Israel is the only country about which politicians, intellectuals, journalists, and even actors feel the need to give an opinion on whether it should exist or not. You will never hear a guest on a comedian’s podcast inform the audience that he objects to the existence of, say, Pakistan, a nation formed one year before Israel. You won’t even hear an actor grouse about how Pakistanis engaged in the systematic genocidal murder and rape of hundreds of thousands of Bengalis who were “already there,” [as Rogen said of Palestinian Arabs], or how the Islamic dictatorship that runs the country now maltreats its minorities and women.

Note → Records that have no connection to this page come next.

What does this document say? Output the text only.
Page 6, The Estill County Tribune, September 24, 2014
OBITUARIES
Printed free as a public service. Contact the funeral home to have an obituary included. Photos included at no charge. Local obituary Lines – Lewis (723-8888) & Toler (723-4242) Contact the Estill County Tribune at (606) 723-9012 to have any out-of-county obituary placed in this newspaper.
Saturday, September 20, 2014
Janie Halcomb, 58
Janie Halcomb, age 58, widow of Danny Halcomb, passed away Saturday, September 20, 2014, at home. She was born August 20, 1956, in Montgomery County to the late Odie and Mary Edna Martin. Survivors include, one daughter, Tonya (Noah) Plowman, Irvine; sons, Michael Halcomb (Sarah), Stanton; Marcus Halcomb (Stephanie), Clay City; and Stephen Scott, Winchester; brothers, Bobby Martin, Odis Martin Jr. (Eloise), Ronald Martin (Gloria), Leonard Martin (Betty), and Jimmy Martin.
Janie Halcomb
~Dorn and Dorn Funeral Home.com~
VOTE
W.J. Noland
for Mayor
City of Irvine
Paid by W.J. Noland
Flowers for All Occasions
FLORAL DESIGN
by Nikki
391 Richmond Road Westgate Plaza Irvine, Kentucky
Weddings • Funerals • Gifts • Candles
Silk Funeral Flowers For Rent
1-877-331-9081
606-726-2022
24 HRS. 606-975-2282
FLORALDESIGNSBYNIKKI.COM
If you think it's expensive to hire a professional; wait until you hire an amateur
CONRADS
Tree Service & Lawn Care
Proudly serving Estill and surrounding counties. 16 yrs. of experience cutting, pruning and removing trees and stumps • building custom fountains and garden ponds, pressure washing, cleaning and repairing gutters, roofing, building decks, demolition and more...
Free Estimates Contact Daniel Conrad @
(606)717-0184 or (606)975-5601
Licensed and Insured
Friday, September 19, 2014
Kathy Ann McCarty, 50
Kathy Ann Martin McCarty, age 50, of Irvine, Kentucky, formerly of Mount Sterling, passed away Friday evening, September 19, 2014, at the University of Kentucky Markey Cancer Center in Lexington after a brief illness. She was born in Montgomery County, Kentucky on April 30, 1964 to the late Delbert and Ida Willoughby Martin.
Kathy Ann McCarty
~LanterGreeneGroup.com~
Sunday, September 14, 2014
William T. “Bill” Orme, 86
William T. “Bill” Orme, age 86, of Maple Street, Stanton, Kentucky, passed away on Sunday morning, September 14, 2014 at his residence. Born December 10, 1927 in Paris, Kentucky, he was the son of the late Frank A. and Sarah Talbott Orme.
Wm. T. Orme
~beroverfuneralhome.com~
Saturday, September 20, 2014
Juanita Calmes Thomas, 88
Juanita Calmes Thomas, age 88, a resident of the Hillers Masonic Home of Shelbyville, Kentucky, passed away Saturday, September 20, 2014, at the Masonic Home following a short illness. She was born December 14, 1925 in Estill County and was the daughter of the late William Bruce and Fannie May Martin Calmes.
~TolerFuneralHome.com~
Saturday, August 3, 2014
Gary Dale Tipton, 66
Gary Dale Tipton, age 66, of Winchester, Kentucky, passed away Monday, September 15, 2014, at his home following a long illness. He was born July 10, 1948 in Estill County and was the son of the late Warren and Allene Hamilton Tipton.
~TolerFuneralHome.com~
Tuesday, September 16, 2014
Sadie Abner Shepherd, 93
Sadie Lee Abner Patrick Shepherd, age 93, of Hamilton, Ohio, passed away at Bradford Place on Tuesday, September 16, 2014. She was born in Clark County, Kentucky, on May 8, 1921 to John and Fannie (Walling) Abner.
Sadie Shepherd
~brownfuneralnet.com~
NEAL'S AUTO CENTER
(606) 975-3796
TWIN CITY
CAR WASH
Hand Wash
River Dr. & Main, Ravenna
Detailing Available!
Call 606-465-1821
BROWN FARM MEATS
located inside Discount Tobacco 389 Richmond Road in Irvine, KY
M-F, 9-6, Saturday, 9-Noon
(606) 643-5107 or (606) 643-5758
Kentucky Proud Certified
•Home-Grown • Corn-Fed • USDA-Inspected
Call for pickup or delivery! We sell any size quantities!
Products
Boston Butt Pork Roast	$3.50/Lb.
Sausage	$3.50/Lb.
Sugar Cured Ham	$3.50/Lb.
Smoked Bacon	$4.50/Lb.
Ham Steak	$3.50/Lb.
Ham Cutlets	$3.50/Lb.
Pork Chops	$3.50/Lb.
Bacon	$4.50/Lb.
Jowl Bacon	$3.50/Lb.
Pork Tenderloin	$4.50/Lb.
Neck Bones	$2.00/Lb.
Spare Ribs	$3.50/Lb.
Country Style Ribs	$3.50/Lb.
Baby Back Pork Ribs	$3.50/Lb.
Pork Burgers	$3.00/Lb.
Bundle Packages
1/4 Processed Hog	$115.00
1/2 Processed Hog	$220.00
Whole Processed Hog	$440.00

Among contemporary progressives, this kind of opprobrium is almost exclusively reserved for the tiny liberal Jewish state.

For Rogen, some unkind words are the worst kind of Jew-hatred he’ll ever encounter. Not everyone has been so lucky. Israel was the haven not only for those who escaped [pogroms in Eastern Europe] or the Holocaust, but for African Jews who were rescued from the Communist-generated famines of Ethiopia; for hundreds of thousands of Middle Eastern Jews who, after centuries, were forced to flee the Islamic world after 1948; and for largely secular Soviet Jews in the 1970s and 1980s, who had often been imprisoned for speaking their minds. At one time or another, Jews had been abandoned and denied basic rights of citizenship by virtually every nation that ruled over them.

[But] Rogen and Maron spend the entire podcast discussing Jewish culture in North America as if everyone can enjoy this luxury.

To the fate of the 7 million Jews living in Israel, Rogen is indifferent.